Medical Imaging Research Leads to Discovery of a New Anticancer Strategy
Yicheng Ni
Department of Radiology, University Hospitals, K.U. Leuven, Herestraat 49, B-3000, Leuven, Belgium
Abstract:
Background: Our research on experimental radiology over the last 2 decades has led to the discovery of small molecular necrosis-avid compounds (NACs) for imaging diagnosis of myocardial infarction and therapeutic assessment of RF tumor ablation with MRI, nuclear scintigraphy and optical imaging. This stroma targetability has now been extended from diagnostic to therapeutic utilities by combination with the use of vascular disrupting agents (VDAs) to formulate a novel anticancer approach namely small-molecular sequential dual targeting theragnostic strategy (SMSDTTS), in which instead of directly attacking multimutant cancer cells (seeds), we sought to treat or cure solid malignant tumors by selectively destroying their microenvironment (soil).
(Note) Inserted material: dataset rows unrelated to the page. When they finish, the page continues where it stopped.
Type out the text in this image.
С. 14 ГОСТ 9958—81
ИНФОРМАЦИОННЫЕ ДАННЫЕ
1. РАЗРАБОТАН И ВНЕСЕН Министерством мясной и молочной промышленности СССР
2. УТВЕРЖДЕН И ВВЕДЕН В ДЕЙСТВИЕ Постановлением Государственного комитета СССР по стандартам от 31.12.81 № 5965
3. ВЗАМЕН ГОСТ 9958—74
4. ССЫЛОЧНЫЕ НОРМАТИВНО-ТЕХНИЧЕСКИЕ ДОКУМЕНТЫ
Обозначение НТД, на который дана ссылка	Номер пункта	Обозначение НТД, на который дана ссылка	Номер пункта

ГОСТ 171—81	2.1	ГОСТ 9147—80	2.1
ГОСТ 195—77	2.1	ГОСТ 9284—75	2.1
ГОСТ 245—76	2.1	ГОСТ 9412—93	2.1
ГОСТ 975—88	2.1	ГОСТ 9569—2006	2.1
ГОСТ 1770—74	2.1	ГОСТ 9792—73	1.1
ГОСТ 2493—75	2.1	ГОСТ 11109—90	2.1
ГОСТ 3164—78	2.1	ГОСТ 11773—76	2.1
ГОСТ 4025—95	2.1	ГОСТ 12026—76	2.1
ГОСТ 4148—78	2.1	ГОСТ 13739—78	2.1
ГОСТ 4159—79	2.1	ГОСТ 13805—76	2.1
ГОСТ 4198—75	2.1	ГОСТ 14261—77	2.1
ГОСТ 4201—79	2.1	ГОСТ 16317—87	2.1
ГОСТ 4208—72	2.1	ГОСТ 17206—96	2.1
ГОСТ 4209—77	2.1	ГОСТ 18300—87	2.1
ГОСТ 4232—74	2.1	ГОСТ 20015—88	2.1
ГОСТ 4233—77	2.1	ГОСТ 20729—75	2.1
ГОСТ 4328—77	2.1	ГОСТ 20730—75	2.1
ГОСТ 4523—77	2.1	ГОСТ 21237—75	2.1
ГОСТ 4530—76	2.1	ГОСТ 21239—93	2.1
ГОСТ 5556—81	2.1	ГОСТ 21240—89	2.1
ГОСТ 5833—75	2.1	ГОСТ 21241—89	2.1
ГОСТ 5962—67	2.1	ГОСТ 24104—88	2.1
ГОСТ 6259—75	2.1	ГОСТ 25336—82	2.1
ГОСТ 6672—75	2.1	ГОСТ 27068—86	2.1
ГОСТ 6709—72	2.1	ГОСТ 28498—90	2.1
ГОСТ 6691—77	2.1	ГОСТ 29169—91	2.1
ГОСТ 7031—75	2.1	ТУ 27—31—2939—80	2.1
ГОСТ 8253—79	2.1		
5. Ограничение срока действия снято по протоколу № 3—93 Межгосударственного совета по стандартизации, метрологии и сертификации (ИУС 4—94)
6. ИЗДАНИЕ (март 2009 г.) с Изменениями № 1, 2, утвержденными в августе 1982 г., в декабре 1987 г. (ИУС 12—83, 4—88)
Materials and Methods: Combretastatin A4 phosphate (CA4P) and Hypericin, representative of VDAs and NACs respectively, are both small molecular, naturally and synthetically derivable, intravenously injectable, and of unique targetabilities. We first injected CA4P at 10 mg/kg to cause tumor necrosis and to create the next target. We radiolabeled Hypericin with iodine-131 to formulate mono-[131I]iodohypericin or [131I]MIH, which was then injected at 300 MBq/kg 24h post CA4P. [131I]MIH accumulated in necrotic tumor, killing residual cancer cells by cross-fire irradiation and preventing tumor re-growth. We studied SMSDTTS with 24 rats of 48 implanted intrahepatic liver rhabdomyosarcomas (R1) in vehicle-control, single-targeting (CA4P or [131I]MIH) and dual-targeting (CA4P plus [131I]MIH) groups using in vivo MRI and scintiscans, and ex vivo gamma-counting, autoradiography and histology. Further validations are ongoing using other tumor models of different animal species.
Results: R1 tumor size in vehicle-controls doubled that in single-targeting groups (p < 0.01), and was 5-times that in dual-targeting group (p < 0.001). Necrotic tumors appeared as hot-spots on scintiscans, corresponding to 3.34 % ID/g of [131I]MIH and a target-to-liver ratio 20. We obtained similar results in other allograft models in rats, mice and rabbits (n=74) with complete tumor remission in 41% W256 tumors and significantly reduced lung metastasis in VX2 carcinoma after one SMSDTTS episode.
Conclusion: Our multicenter animal experiments with proof-of-principle evidence suggest that the new combined drug therapy SMSDTTS may present a more simple, workable and affordable solution for diverse cancers, and deserve further exploitation.
Keywords: medical imaging, cancer, necrosis, targeting therapy, diagnosis.